YAML documents might contain multiple queries. Further, you might want to design experiments that may only use a subset of queries. For easy retrieval and organization, we have index files that keep a reference to all of them.

Index files are stored in a directory index. You should tell Honeyquest what index to use on start, or it will fall-back to main.yaml otherwise.

Please note that there is the honeyquest.data.jobs.index Dagster job that automatically creates an index for you. Refer to the 📄 QUERY_CREATION.md document for more details.

# index.yaml

index:
  queries/httpheader/neutral/csic-42xx.yaml:
    - csic-4201
    - csic-4202
    - csic-4203
    - csic-4204
    - csic-4205
  queries/httpheader/risky/csic-133x.yaml:
    - csic-1337
    - csic-1338
    - csic-1339
  queries/httpheader/risky/csic-134x.yaml:
    - csic-1340

Query Buckets

The index can also be used to enforce a certain order of queries. Queries can be grouped into buckets, which are then presented to the user in a specific order. For each bucket, you can specify if queries in that bucket shall be sampled in a random order or not.

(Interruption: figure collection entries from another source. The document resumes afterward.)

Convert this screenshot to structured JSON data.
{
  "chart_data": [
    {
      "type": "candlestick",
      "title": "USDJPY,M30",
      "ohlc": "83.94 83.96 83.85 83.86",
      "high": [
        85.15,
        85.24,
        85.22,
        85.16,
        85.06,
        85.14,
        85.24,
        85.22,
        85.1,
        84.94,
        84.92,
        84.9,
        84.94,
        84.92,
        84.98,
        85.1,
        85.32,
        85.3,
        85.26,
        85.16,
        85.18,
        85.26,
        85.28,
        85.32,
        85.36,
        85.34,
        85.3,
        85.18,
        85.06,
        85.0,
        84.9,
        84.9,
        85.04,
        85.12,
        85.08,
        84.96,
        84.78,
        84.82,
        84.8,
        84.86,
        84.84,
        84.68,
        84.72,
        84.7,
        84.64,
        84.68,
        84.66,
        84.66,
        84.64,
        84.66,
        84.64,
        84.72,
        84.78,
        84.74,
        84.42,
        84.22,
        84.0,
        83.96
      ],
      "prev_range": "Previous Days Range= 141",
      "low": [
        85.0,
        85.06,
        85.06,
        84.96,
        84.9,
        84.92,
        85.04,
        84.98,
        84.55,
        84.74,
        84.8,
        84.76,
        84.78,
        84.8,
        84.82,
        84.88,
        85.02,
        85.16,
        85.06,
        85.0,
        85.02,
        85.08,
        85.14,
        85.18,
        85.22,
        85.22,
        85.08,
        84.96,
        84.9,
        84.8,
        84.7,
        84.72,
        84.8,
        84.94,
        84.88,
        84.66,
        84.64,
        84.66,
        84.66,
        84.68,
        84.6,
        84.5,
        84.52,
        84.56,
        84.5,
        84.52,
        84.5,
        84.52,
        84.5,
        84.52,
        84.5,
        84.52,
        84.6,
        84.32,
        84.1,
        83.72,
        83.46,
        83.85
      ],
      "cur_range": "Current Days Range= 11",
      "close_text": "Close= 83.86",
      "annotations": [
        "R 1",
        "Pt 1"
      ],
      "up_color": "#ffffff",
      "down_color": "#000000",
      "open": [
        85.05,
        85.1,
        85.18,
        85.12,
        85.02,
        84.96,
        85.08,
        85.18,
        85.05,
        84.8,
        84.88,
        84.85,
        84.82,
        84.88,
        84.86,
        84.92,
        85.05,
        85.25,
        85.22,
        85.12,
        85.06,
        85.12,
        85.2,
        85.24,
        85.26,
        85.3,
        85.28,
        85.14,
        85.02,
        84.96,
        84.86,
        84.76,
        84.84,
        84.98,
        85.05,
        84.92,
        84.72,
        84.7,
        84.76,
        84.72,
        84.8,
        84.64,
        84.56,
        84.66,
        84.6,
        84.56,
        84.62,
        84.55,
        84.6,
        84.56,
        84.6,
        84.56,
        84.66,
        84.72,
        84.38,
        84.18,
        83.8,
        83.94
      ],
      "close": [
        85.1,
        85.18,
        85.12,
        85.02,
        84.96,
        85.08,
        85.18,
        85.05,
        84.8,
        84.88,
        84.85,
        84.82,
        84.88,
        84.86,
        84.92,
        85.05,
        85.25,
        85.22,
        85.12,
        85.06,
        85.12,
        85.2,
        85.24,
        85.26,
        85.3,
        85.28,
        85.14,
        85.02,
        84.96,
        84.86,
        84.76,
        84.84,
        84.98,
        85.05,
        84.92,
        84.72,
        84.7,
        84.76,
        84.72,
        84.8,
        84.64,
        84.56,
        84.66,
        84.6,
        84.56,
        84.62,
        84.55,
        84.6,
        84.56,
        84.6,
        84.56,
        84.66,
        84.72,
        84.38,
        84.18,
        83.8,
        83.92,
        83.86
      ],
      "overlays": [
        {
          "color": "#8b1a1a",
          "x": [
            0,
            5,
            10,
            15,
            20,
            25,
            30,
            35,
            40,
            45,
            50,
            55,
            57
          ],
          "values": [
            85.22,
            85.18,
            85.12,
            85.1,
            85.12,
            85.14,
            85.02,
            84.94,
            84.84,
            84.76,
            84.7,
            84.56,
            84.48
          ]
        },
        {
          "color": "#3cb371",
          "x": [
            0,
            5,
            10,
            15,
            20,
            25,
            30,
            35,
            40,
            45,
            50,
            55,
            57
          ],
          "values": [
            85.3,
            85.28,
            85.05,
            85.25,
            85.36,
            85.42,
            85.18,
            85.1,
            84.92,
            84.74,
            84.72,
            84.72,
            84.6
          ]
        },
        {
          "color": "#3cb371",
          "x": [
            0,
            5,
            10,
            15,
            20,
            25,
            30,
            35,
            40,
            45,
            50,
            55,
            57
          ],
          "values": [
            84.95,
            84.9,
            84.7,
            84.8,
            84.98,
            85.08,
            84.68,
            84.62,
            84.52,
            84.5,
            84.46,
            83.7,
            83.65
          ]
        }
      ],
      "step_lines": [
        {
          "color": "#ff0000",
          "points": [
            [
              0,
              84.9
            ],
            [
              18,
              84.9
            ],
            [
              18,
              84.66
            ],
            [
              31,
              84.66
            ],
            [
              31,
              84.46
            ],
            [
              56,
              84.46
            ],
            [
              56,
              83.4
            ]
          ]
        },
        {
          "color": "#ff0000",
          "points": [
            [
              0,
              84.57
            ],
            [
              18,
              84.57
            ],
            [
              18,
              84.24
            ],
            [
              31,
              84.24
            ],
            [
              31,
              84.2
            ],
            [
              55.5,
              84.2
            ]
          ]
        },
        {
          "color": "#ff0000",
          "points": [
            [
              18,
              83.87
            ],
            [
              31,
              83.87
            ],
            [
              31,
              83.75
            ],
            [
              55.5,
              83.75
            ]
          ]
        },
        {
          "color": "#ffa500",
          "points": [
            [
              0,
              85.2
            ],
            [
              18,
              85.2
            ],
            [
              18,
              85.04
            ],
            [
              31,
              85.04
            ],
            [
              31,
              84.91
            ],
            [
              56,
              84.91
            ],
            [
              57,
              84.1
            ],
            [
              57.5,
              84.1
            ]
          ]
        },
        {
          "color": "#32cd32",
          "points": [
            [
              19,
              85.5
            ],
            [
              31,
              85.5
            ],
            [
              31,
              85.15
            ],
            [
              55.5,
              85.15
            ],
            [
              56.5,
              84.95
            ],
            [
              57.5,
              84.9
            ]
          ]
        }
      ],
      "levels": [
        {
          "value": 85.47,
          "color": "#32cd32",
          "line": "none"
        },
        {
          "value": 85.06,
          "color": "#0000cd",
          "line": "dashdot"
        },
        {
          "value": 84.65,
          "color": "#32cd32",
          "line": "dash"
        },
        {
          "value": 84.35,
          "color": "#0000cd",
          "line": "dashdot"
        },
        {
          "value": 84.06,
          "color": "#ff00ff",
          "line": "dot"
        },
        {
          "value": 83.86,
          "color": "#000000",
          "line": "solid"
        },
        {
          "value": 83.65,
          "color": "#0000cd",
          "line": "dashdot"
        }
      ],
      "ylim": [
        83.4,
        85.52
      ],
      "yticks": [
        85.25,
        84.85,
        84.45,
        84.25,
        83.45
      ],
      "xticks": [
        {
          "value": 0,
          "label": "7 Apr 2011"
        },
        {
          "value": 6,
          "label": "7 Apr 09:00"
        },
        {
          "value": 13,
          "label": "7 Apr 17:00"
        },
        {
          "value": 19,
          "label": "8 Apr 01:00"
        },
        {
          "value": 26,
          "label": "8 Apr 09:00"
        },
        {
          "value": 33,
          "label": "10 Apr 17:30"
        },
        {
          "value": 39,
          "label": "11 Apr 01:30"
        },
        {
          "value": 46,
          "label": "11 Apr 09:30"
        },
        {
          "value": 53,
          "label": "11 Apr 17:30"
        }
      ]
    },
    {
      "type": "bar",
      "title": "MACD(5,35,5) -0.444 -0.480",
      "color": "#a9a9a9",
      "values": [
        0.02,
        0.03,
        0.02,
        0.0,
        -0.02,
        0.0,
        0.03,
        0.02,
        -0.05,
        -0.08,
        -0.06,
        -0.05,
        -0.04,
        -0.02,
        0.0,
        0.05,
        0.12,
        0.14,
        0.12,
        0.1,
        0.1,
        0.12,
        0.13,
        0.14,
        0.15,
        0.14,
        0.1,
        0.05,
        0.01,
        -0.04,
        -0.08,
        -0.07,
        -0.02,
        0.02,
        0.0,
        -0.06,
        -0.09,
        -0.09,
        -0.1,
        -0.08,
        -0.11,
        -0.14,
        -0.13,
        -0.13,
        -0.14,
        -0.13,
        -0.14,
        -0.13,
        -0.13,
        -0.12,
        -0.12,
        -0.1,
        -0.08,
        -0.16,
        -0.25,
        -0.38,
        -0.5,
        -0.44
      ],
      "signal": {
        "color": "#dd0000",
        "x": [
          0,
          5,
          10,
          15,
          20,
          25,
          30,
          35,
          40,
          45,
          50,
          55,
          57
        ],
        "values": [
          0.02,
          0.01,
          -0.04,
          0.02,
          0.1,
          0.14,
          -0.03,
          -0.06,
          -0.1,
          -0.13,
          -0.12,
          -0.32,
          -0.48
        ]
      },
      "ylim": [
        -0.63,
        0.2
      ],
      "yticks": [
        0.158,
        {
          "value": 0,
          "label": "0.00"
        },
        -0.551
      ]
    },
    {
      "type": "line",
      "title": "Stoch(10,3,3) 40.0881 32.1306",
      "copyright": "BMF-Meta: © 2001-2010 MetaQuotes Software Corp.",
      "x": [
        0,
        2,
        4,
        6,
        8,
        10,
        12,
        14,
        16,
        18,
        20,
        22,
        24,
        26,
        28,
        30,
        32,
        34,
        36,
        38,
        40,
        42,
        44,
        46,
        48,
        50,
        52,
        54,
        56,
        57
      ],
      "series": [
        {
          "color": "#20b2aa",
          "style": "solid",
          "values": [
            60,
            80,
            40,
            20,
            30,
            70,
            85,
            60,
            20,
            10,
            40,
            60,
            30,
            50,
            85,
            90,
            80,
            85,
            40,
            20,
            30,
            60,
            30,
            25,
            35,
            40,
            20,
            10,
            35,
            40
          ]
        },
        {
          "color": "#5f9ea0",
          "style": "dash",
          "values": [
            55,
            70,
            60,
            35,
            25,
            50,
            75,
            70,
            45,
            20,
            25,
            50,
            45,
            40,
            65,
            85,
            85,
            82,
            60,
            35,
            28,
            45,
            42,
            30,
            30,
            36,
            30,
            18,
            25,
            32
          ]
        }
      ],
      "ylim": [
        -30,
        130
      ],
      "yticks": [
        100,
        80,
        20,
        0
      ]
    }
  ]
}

  • buckets.<bucket_name> is an internal identifier for the bucket
  • buckets.<bucket_name>.description is a human-readable description of the bucket that is also shown in the UI
  • buckets.<bucket_name>.strategy is one of random | sorted
  • buckets.<bucket_name>.queries is a list of query ids that are part of this bucket
  • order is a list of bucket names that specify the order in which the buckets are presented to the user
# index-with-buckets.yaml

index:
  queries/tutorial/tutorial.yaml:
    - TR125.tutorial.welcome-01
    - TR125.tutorial.welcome-02
    - TR125.tutorial.welcome-03
  queries/httpheader/risky/csic-133x.yaml:
    - csic-1337
    - csic-1338
    - csic-1339

buckets:
  tutorial:
    strategy: sorted
    description: Tutorial
    queries:
      - TR125.tutorial.welcome-01
      - TR125.tutorial.welcome-02
      - TR125.tutorial.welcome-03

  experiment:
    strategy: random
    description: Experiment
    queries:
      - csic-1337
      - csic-1338
      - csic-1339

order:
  - tutorial
  - warmup